Свою первую квартиру в Тарусе Александр Иванович получил в деревянном доме на улице Ленина. Он и сейчас стоит, старенький и скособоченный. Трудно представить, как могло в него вместиться семейство из 7 человек (у Шуры и Лиды вскоре родились девочка и мальчик). А ведь им принадлежал не весь дом, а лишь квартира в нем! Лида с Шурой работали с утра до ночи; валя учился, заканчивал школу; дом и дети были на бабушке и на Тосе, которая еще и учительствовала. Жили дружно.
В 1964 году Лидия Михайловна, как директор школы, получила трехкомнатную квартиру в доме на улице Нерезова. Вот с этого-то дома и началась уже моя Таруса.
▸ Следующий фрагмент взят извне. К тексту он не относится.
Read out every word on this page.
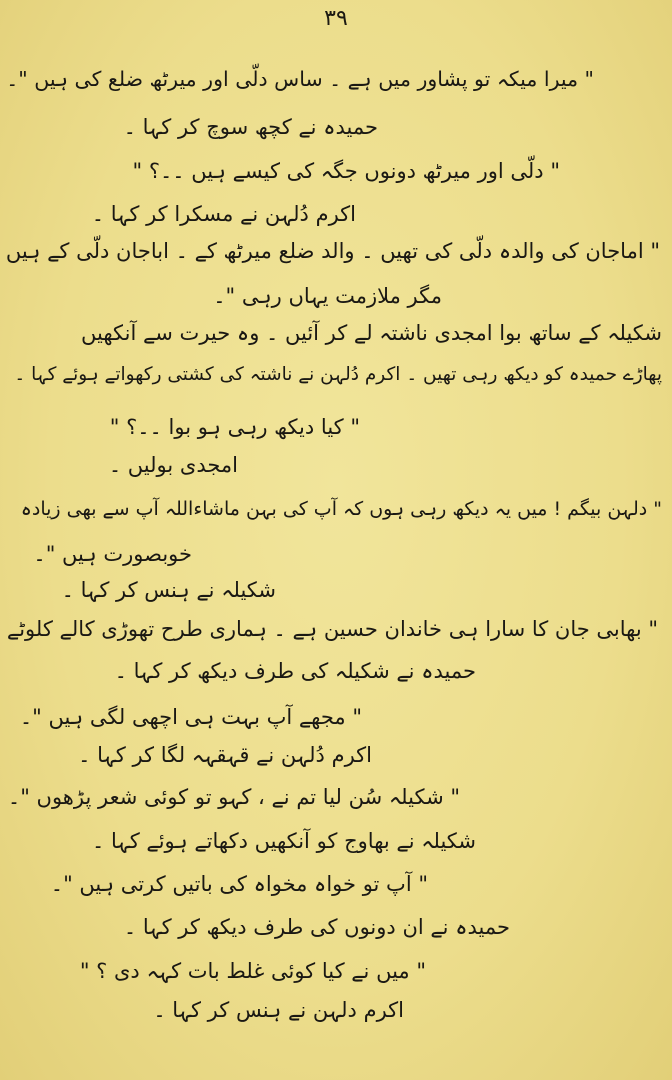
۳۹
" میرا میکہ تو پشاور میں ہے ۔ ساس دلّی اور میرٹھ ضلع کی ہیں "۔
حمیدہ نے کچھ سوچ کر کہا ۔
" دلّی اور میرٹھ دونوں جگہ کی کیسے ہیں ۔۔؟ "
اکرم دُلہن نے مسکرا کر کہا ۔
" اماجان کی والدہ دلّی کی تھیں ۔ والد ضلع میرٹھ کے ۔ اباجان دلّی کے ہیں
مگر ملازمت یہاں رہی "۔
شکیلہ کے ساتھ بوا امجدی ناشتہ لے کر آئیں ۔ وہ حیرت سے آنکھیں
پھاڑے حمیدہ کو دیکھ رہی تھیں ۔ اکرم دُلہن نے ناشتہ کی کشتی رکھواتے ہوئے کہا ۔
" کیا دیکھ رہی ہو بوا ۔۔؟ "
امجدی بولیں ۔
" دلہن بیگم ! میں یہ دیکھ رہی ہوں کہ آپ کی بہن ماشاءاللہ آپ سے بھی زیادہ
خوبصورت ہیں "۔
شکیلہ نے ہنس کر کہا ۔
" بھابی جان کا سارا ہی خاندان حسین ہے ۔ ہماری طرح تھوڑی کالے کلوٹے
حمیدہ نے شکیلہ کی طرف دیکھ کر کہا ۔
" مجھے آپ بہت ہی اچھی لگی ہیں "۔
اکرم دُلہن نے قہقہہ لگا کر کہا ۔
" شکیلہ سُن لیا تم نے ، کہو تو کوئی شعر پڑھوں "۔
شکیلہ نے بھاوج کو آنکھیں دکھاتے ہوئے کہا ۔
" آپ تو خواہ مخواہ کی باتیں کرتی ہیں "۔
حمیدہ نے ان دونوں کی طرف دیکھ کر کہا ۔
" میں نے کیا کوئی غلط بات کہہ دی ؟ "
اکرم دلہن نے ہنس کر کہا ۔
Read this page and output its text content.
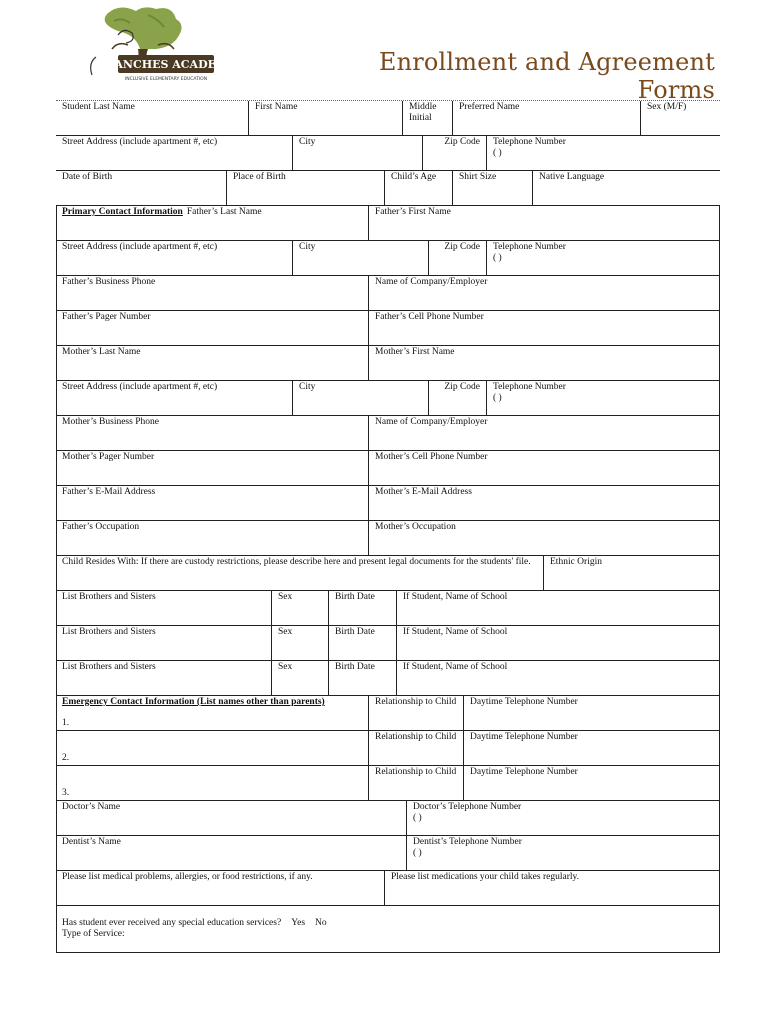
BRANCHES ACADEMY
INCLUSIVE ELEMENTARY EDUCATION
Enrollment and Agreement Forms
Student Last Name	First Name	Middle
Initial
Preferred Name	Sex (M/F)
Street Address (include apartment #, etc)	City	Zip Code	Telephone Number
( )
Date of Birth	Place of Birth	Child’s Age	Shirt Size	Native Language
Primary Contact Information Father’s Last Name	Father’s First Name
Street Address (include apartment #, etc)	City	Zip Code	Telephone Number
( )
Father’s Business Phone	Name of Company/Employer
Father’s Pager Number	Father’s Cell Phone Number
Mother’s Last Name	Mother’s First Name
Street Address (include apartment #, etc)	City	Zip Code	Telephone Number
( )
Mother’s Business Phone	Name of Company/Employer
Mother’s Pager Number	Mother’s Cell Phone Number
Father’s E-Mail Address	Mother’s E-Mail Address
Father’s Occupation	Mother’s Occupation
Child Resides With: If there are custody restrictions, please describe here and present legal documents for the students' file.	Ethnic Origin
List Brothers and Sisters	Sex	Birth Date	If Student, Name of School
List Brothers and Sisters	Sex	Birth Date	If Student, Name of School
List Brothers and Sisters	Sex	Birth Date	If Student, Name of School
Emergency Contact Information (List names other than parents)
1.
Relationship to Child	Daytime Telephone Number
2.
Relationship to Child	Daytime Telephone Number
3.
Relationship to Child	Daytime Telephone Number
Doctor’s Name	Doctor’s Telephone Number
( )
Dentist’s Name	Dentist’s Telephone Number
( )
Please list medical problems, allergies, or food restrictions, if any.	Please list medications your child takes regularly.
Has student ever received any special education services? Yes No
Type of Service:
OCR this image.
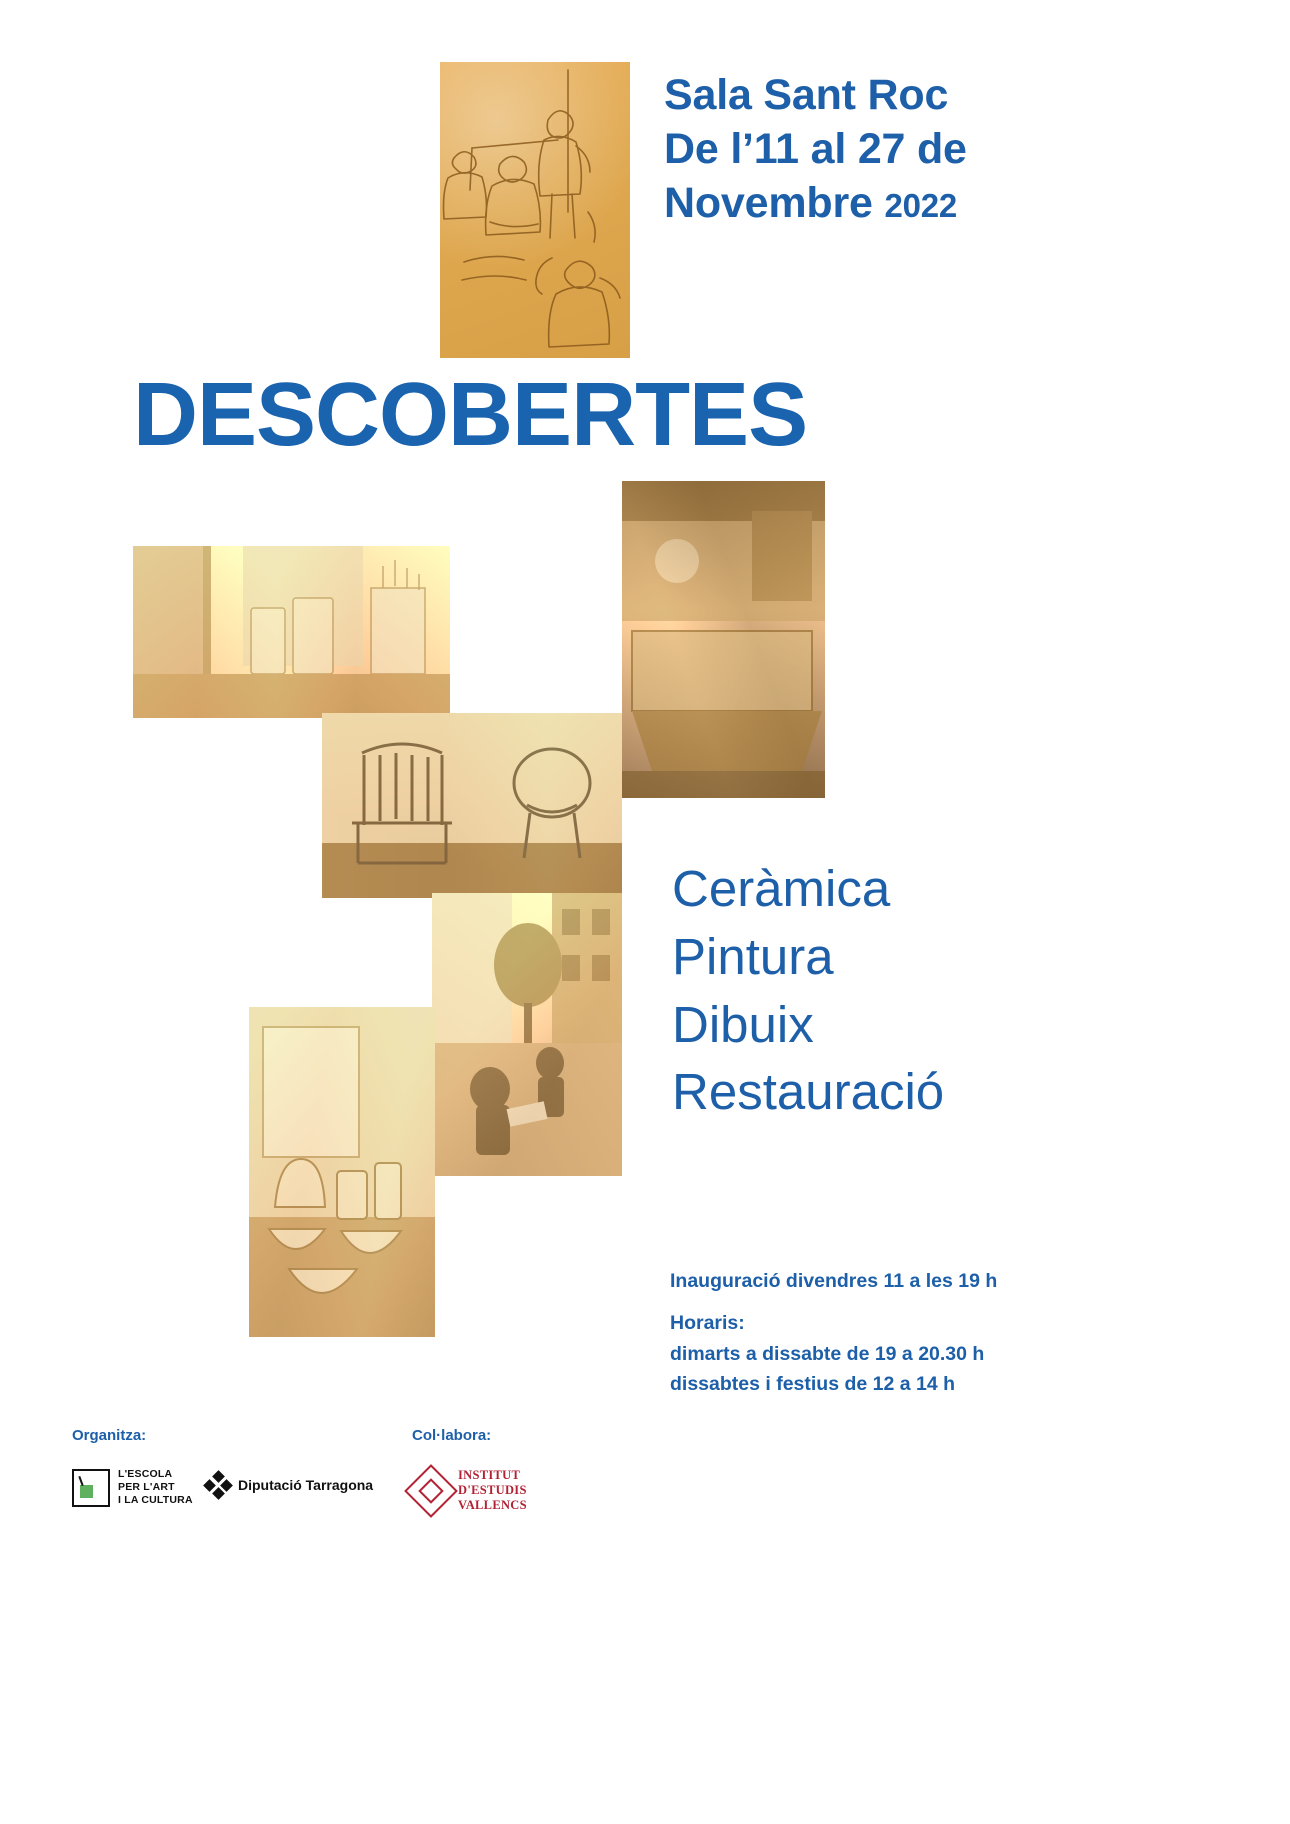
Sala Sant Roc
De l’11 al 27 de
Novembre 2022
DESCOBERTES
Ceràmica
Pintura
Dibuix
Restauració
Inauguració divendres 11 a les 19 h
Horaris:
dimarts a dissabte de 19 a 20.30 h
dissabtes i festius de 12 a 14 h
Organitza:	Col·labora:
L'ESCOLA
PER L'ART
I LA CULTURA
Diputació Tarragona
INSTITUT
D'ESTUDIS
VALLENCS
Дом был двухэтажный, на 8 квартир, в то время считался одним из лучших в городе. Удобства во дворе, вода в колонке рядом с домом. В глубине двора помойка, заросшая длинными растениями с маленькими темно-розовыми цветами, похожими на маленькие орхидеи (почему-то они очень любят расти в подобных местах). Двери в Тарусе закрывали только на ночь. Все жили между домом, двором, улицей, все время запирать дверь было неудобно. А главное, было удивительное доверие, как в деревне – все вокруг свои. Не помню, когда тарусяне стали запираться, но это было вне времени этого повествования, наверное, в конце 1980-х – начале 1990-х годов.
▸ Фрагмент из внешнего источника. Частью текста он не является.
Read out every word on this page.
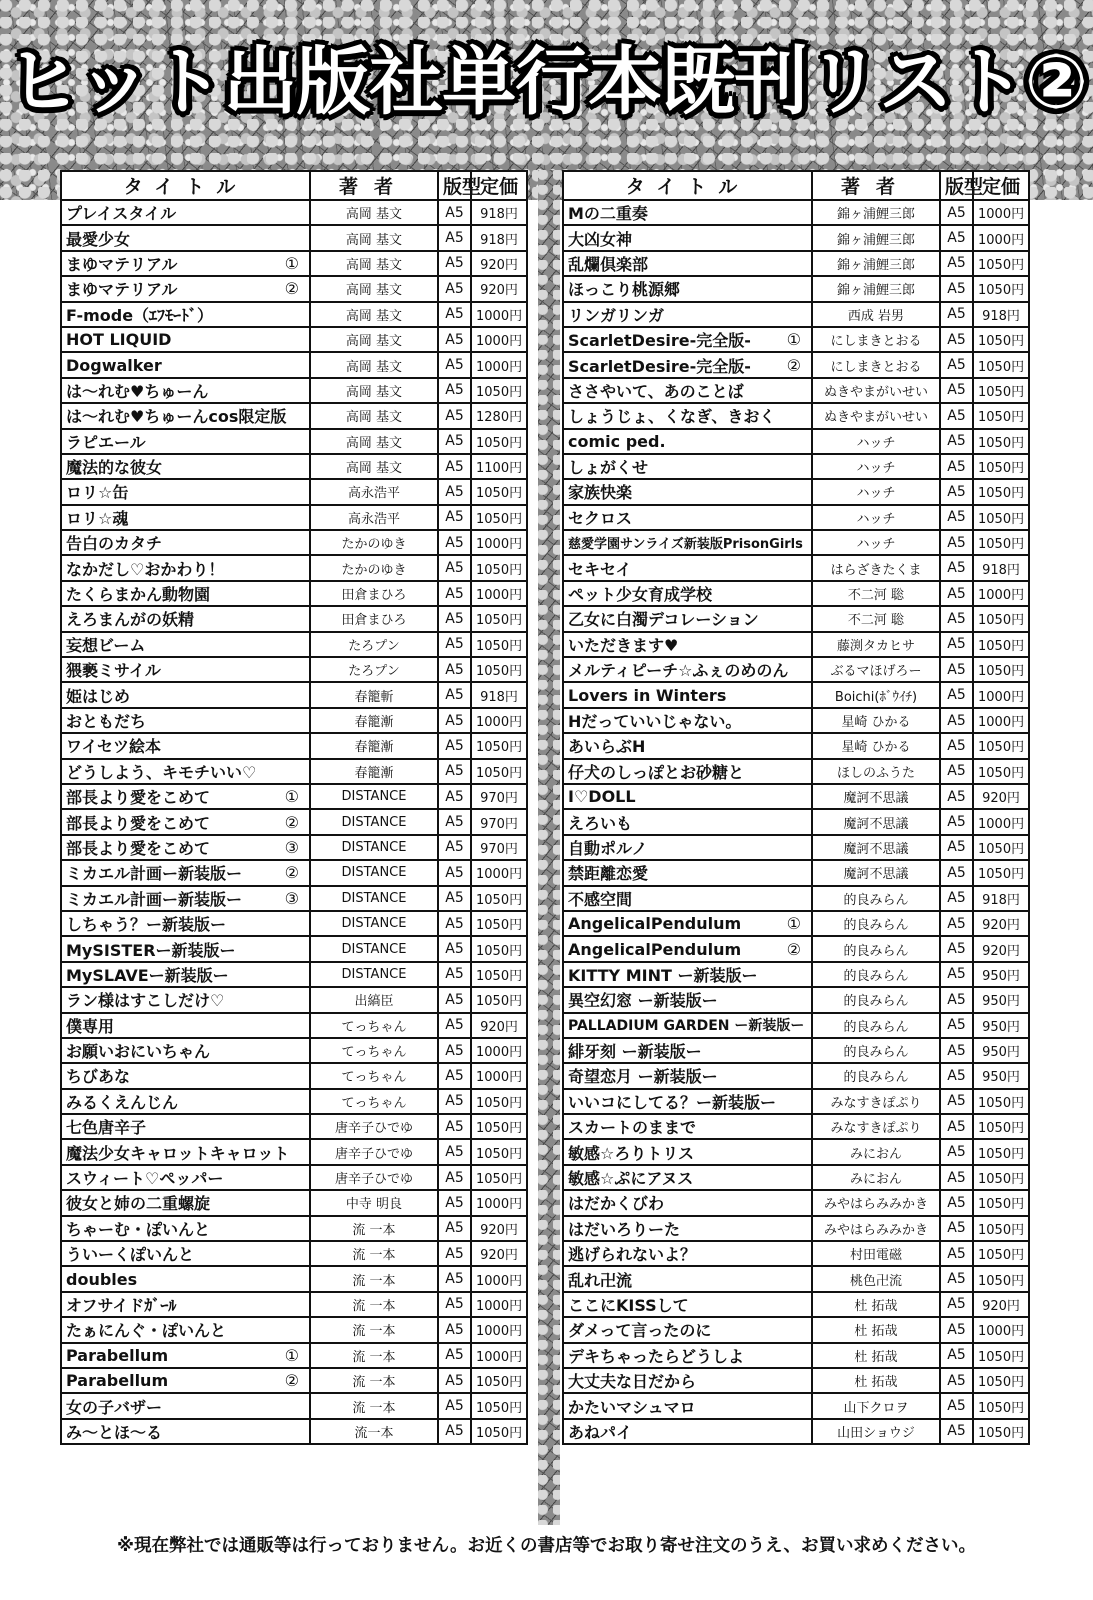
ヒット出版社単行本既刊リスト②
タイトル	著者	版型	定価

プレイスタイル	高岡 基文	A5	918円

最愛少女	高岡 基文	A5	918円

まゆマテリアル ①	高岡 基文	A5	920円

まゆマテリアル ②	高岡 基文	A5	920円

F-mode（ｴﾌﾓｰﾄﾞ）	高岡 基文	A5	1000円

HOT LIQUID	高岡 基文	A5	1000円

Dogwalker	高岡 基文	A5	1000円

は～れむ♥ちゅーん	高岡 基文	A5	1050円

は～れむ♥ちゅーんcos限定版	高岡 基文	A5	1280円

ラピエール	高岡 基文	A5	1050円

魔法的な彼女	高岡 基文	A5	1100円

ロリ☆缶	高永浩平	A5	1050円

ロリ☆魂	高永浩平	A5	1050円

告白のカタチ	たかのゆき	A5	1000円

なかだし♡おかわり！	たかのゆき	A5	1050円

たくらまかん動物園	田倉まひろ	A5	1000円

えろまんがの妖精	田倉まひろ	A5	1050円

妄想ビーム	たろプン	A5	1050円

猥褻ミサイル	たろプン	A5	1050円

姫はじめ	春籠斬	A5	918円

おともだち	春籠漸	A5	1000円

ワイセツ絵本	春籠漸	A5	1050円

どうしよう、キモチいい♡	春籠漸	A5	1050円

部長より愛をこめて ①	DISTANCE	A5	970円

部長より愛をこめて ②	DISTANCE	A5	970円

部長より愛をこめて ③	DISTANCE	A5	970円

ミカエル計画ー新装版ー ②	DISTANCE	A5	1000円

ミカエル計画ー新装版ー ③	DISTANCE	A5	1050円

しちゃう？ー新装版ー	DISTANCE	A5	1050円

MySISTERー新装版ー	DISTANCE	A5	1050円

MySLAVEー新装版ー	DISTANCE	A5	1050円

ラン様はすこしだけ♡	出縞臣	A5	1050円

僕専用	てっちゃん	A5	920円

お願いおにいちゃん	てっちゃん	A5	1000円

ちびあな	てっちゃん	A5	1000円

みるくえんじん	てっちゃん	A5	1050円

七色唐辛子	唐辛子ひでゆ	A5	1050円

魔法少女キャロットキャロット	唐辛子ひでゆ	A5	1050円

スウィート♡ペッパー	唐辛子ひでゆ	A5	1050円

彼女と姉の二重螺旋	中寺 明良	A5	1000円

ちゃーむ・ぽいんと	流 一本	A5	920円

ういーくぽいんと	流 一本	A5	920円

doubles	流 一本	A5	1000円

オフサイドｶﾞｰﾙ	流 一本	A5	1000円

たぁにんぐ・ぽいんと	流 一本	A5	1000円

Parabellum ①	流 一本	A5	1000円

Parabellum ②	流 一本	A5	1050円

女の子バザー	流 一本	A5	1050円

み～とほ～る	流一本	A5	1050円
タイトル	著者	版型	定価

Mの二重奏	錦ヶ浦鯉三郎	A5	1000円

大凶女神	錦ヶ浦鯉三郎	A5	1000円

乱爛倶楽部	錦ヶ浦鯉三郎	A5	1050円

ほっこり桃源郷	錦ヶ浦鯉三郎	A5	1050円

リンガリンガ	西成 岩男	A5	918円

ScarletDesire-完全版- ①	にしまきとおる	A5	1050円

ScarletDesire-完全版- ②	にしまきとおる	A5	1050円

ささやいて、あのことば	ぬきやまがいせい	A5	1050円

しょうじょ、くなぎ、きおく	ぬきやまがいせい	A5	1050円

comic ped.	ハッチ	A5	1050円

しょがくせ	ハッチ	A5	1050円

家族快楽	ハッチ	A5	1050円

セクロス	ハッチ	A5	1050円

慈愛学園サンライズ新装版PrisonGirls	ハッチ	A5	1050円

セキセイ	はらざきたくま	A5	918円

ペット少女育成学校	不二河 聡	A5	1000円

乙女に白濁デコレーション	不二河 聡	A5	1050円

いただきます♥	藤渕タカヒサ	A5	1050円

メルティピーチ☆ふぇのめのん	ぶるマほげろー	A5	1050円

Lovers in Winters	Boichi(ﾎﾞｳｲﾁ)	A5	1000円

Hだっていいじゃない。	星崎 ひかる	A5	1000円

あいらぶH	星崎 ひかる	A5	1050円

仔犬のしっぽとお砂糖と	ほしのふうた	A5	1050円

I♡DOLL	魔訶不思議	A5	920円

えろいも	魔訶不思議	A5	1000円

自動ポルノ	魔訶不思議	A5	1050円

禁距離恋愛	魔訶不思議	A5	1050円

不感空間	的良みらん	A5	918円

AngelicalPendulum ①	的良みらん	A5	920円

AngelicalPendulum ②	的良みらん	A5	920円

KITTY MINT ー新装版ー	的良みらん	A5	950円

異空幻窓 ー新装版ー	的良みらん	A5	950円

PALLADIUM GARDEN ー新装版ー	的良みらん	A5	950円

緋牙刻 ー新装版ー	的良みらん	A5	950円

奇望恋月 ー新装版ー	的良みらん	A5	950円

いいコにしてる？ー新装版ー	みなすきぽぷり	A5	1050円

スカートのままで	みなすきぽぷり	A5	1050円

敏感☆ろりトリス	みにおん	A5	1050円

敏感☆ぷにアヌス	みにおん	A5	1050円

はだかくびわ	みやはらみみかき	A5	1050円

はだいろりーた	みやはらみみかき	A5	1050円

逃げられないよ？	村田電磁	A5	1050円

乱れ卍流	桃色卍流	A5	1050円

ここにKISSして	杜 拓哉	A5	920円

ダメって言ったのに	杜 拓哉	A5	1000円

デキちゃったらどうしよ	杜 拓哉	A5	1050円

大丈夫な日だから	杜 拓哉	A5	1050円

かたいマシュマロ	山下クロヲ	A5	1050円

あねパイ	山田ショウジ	A5	1050円

※現在弊社では通販等は行っておりません。お近くの書店等でお取り寄せ注文のうえ、お買い求めください。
В квартире была одна «зала» с большим диваном и две крошечные комнатки, выходящие в нее. Обстановка такая же, как по всей стране в 1960-е годы. Невзрачная мебель. Подушки горкой – снизу большая, сверху самая маленькая, накрытые тюлем. Над бабушкиной кроватью – ковер с нескладными оленями у ядовито-зеленого пруда. На окнах фиалки, розовые и синие; их цветение вызывало у хозяек вечную озабоченность, они то чахли, то колосились. Поверхности покрыты кружевными салфеточками. Были и знаменитые семь слоников, мал мала меньше, на счастье. В углу залы – книжный шкаф. Лидия Михайловна, как директор школы, имела возможность купить какие-то книги. Я хорошо помню многотомную библиотеку фантастики, которой я с удовольствием зачитывалась. В одной комнате бабушка и тетя Тося, в другой тетя Лида и дядя Шура. Дети – Галя и Сережа – ко второй половине 1960-х годов уже разъехались учиться.
За каждой квартирой был закреплен чулан в подвале, где хранили овощи, и сарай во дворе, где держали свиней. По двору бегали куры и петухи. Помню, как носили в сарай пищевые отходы, которыми кормили свиней. Мне, городской жительнице, было и интересно, и очень страшно: кто-то из местных ребят напугал меня, рассказав, что свиньи очень любят кушать маленьких детей. Замечу, кстати, что меня, горожанку, местные дети никогда не обижали, а, наоборот, всячески опекали. Я была самая младшая среди них, за что получила прозвание «клопик». Кое-какие свои «взрослые» увлечения и развлечения, как я сейчас понимаю, они от меня скрывали. Но общались охотно и по-дружески, принимали в игры, брали в недалекие прогулки, делились новостями.